From Publishers Weekly
Undaunted by rain, four girls spend a day in a "garden," thanks to their access to a room teeming with costumes. "It's time/ to start/ the show," begins the text, spread out across three pages; three paintings, rendered in Lobel's (Alison's Zinnia) characteristically sunny style, present three girls in colorful slickers arriving for a play date, discovering the props and costumes and changing into blue morning-glory ensembles. Then comes hide-and-seek with a "toad," "flower counting" (the girls, decked out as psychedelically winged butterflies, count the blooms in a patterned rug, paintings, tablecloth, etc.), "berry-picking" (two parents offer bowls of fruit to the girls, who are dressed as a mixed flock of birds) and so forth. The dress-up extravaganza lasts right up to bedtime, and then dreams extend the day's wonders. Ford's (Little Elephant) minimal text gives free reign to the illustrations' flower-power, the dense patterns and energy just barely contained within crisp white pages. Lush vine and rose wallpaper, curtains of billowing bowers and confetti-blossomed blankets are among the furnishings that amplify the slim story into a stimulating visual experience. Ages 4-up.

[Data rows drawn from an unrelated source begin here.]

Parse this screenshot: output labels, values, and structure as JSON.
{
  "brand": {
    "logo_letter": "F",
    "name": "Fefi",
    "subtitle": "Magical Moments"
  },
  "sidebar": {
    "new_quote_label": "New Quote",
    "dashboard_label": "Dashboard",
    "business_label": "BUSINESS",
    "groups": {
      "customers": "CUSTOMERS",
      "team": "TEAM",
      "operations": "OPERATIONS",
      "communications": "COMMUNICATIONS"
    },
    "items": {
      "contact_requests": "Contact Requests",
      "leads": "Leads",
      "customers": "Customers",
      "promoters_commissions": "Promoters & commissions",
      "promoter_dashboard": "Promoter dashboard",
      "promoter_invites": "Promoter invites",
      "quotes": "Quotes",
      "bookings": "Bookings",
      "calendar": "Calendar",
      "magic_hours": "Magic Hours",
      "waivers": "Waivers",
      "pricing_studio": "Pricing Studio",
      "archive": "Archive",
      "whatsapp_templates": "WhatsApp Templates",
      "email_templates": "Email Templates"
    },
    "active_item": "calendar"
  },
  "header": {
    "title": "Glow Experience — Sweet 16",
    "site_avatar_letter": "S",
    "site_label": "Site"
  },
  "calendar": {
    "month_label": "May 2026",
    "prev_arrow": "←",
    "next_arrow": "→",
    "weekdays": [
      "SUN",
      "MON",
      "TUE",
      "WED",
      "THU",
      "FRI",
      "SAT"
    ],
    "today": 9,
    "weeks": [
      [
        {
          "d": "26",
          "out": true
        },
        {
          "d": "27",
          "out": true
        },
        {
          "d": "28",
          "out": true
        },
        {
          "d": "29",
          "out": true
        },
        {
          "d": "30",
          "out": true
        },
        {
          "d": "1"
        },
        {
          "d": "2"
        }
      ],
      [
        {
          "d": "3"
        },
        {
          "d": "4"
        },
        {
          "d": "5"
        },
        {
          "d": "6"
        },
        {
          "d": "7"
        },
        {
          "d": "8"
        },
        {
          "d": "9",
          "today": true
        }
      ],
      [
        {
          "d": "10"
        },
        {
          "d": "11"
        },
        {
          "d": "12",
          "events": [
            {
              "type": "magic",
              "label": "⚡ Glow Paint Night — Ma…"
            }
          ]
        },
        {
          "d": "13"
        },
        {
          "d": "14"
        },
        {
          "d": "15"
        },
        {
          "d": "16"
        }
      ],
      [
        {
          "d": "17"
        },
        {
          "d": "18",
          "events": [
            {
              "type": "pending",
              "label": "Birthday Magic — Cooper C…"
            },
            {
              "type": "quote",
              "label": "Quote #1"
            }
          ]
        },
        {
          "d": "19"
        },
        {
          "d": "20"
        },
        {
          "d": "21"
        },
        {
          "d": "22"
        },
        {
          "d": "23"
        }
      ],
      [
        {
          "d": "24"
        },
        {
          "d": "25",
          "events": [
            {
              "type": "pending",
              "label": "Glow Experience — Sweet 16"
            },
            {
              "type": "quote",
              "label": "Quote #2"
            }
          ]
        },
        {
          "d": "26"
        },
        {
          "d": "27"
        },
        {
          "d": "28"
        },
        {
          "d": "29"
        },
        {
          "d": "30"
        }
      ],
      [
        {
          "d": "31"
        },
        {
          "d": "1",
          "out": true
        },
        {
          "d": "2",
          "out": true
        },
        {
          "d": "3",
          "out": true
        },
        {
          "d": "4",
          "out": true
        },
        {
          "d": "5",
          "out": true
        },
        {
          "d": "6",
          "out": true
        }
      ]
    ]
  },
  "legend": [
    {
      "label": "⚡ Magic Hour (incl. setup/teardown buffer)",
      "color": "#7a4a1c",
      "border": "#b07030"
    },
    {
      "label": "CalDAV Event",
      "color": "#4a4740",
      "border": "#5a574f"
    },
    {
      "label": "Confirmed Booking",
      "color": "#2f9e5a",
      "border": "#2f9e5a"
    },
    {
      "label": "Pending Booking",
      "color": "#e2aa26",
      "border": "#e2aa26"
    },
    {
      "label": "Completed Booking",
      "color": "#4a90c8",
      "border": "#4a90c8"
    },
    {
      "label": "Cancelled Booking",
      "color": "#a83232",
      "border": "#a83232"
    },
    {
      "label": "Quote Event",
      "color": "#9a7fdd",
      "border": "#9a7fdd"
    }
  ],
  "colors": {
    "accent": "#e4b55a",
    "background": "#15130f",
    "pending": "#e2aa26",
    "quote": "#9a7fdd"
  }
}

Copyright 1999 Reed Business Information, Inc.
From School Library Journal
PreSchool-K-Kept indoors on a rainy day, a young child and her friends stage a fantastic theater production in which they dress as garden flowers and creatures. Each page is dominated by a bright watercolor-and-gouache painting, cluttered and surrealistic and full of professional-looking costumes. The children have breakfast in morning-glory outfits, and then become butterflies, birds, ladybugs, crickets, crows, worms, snails, and dragonflies. Throughout the day, the girl's parents feed and admire the youngsters; as night draws near, the friends go home and she is tucked into bed. A few large-print words on each page describe the day's events, but they seem to be there only for the purpose of holding the detailed, richly colored artwork together. The pictures can be pored over and discussed by readers and listeners and are best appreciated one-on-one.